A decisão acontece após o presidente vetar a obrigação do governo em fornecer água potável e leitos hospitalares aos índios

Ministro Barroso (STF) e o presidente Jair Bolsonaro. Foto: Carolina Antunes/PR

Ministro Barroso (STF) e o presidente Jair Bolsonaro. Foto: Carolina Antunes/PR

Justiça

O ministro Luís Roberto Barroso, do Supremo Tribunal Federal (STF), determinou nesta quarta-feira 08 que o governo federal adote medidas para proteger as comunidades indígenas e evitar a mortalidade pela Covid-19.

A ação foi movida pela Articulação dos Povos Indígenas do Brasil (Apib) e por seis partidos: PSB, PSOL, PCdoB, Rede, PT, PDT.

Barroso determinou a criação de uma Sala de Situação para a gestão de ações de combate à pandemia aos povos indígenas em isolamento ou contato recente. Este comitê deverá contar com a participação de comunidades indígenas, Procuradoria Geral da República (PGR) e Defensoria Pública da União (DPU).

 

Após 30 dias depois da notificação, o governo deverá elaborar um Plano de Enfrentamento da Covid-19 para os Povos Indígenas Brasileiros. Além disso, o ministro determinou que indígenas em aldeias tenham acesso ao Subsistema Indígena de Saúde, independente da homologação das terras ou reservas indígenas.

O ministro levou em conta que a taxa de mortalidade pelo coronavírus entre os povos indígenas, que é de 9,6%. Já na população brasileira em geral é de 5,6%.

Nesta quarta-feira, Jair Bolsonaro sancionou uma lei com medidas de proteção a povos indígenas durante a pandemia do coronavírus. O presidente,  no entanto, vetou vários pontos, entre eles o acesso a água potável garantida pela união.

Barroso pediu que o caso seja incluído na pauta de julgamentos do Supremo de agosto. Para o ministro, a população indígena em situação de isolamento ou contato recente está mais exposta e deve ser protegida.
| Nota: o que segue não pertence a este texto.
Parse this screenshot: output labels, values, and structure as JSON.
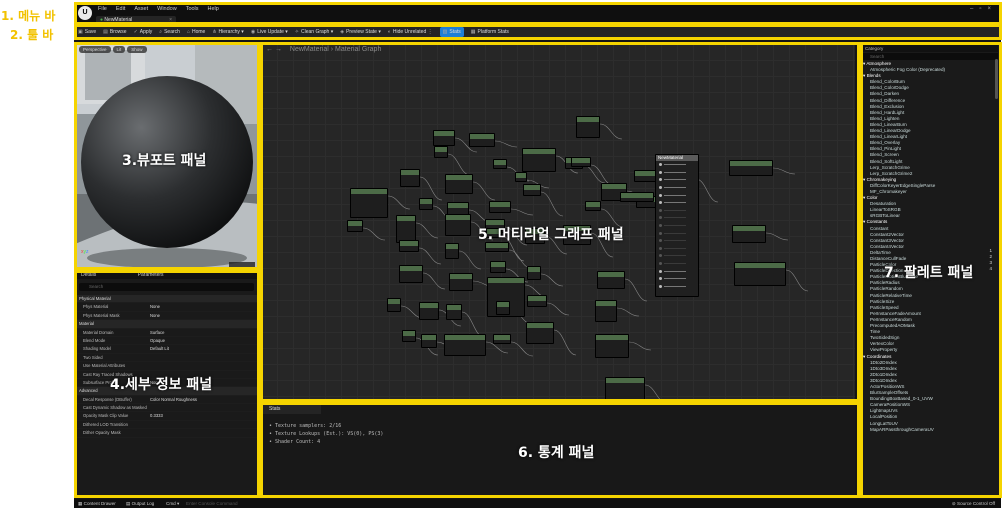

“Na atual situação, em que há uma pandemia em curso, os povos em isolamento e de contato recente são os mais expostos ao risco de contágio e de extinção. Isso ocorre em razão das condições de vulnerabilidade imunológica e sociocultural já narradas. Por essa razão e de acordo com diretrizes internacionais da ONU e da Comissão IDH, a medida protetiva mais eficaz a ser tomada em favor de tais povos é assegurar-lhes o isolamento da sociedade envolvente, por meio de barreiras ou cordões sanitários que impeçam – inclusive com o uso da força, se necessário – o acesso de estranhos às suas terras”, escreveu o ministro.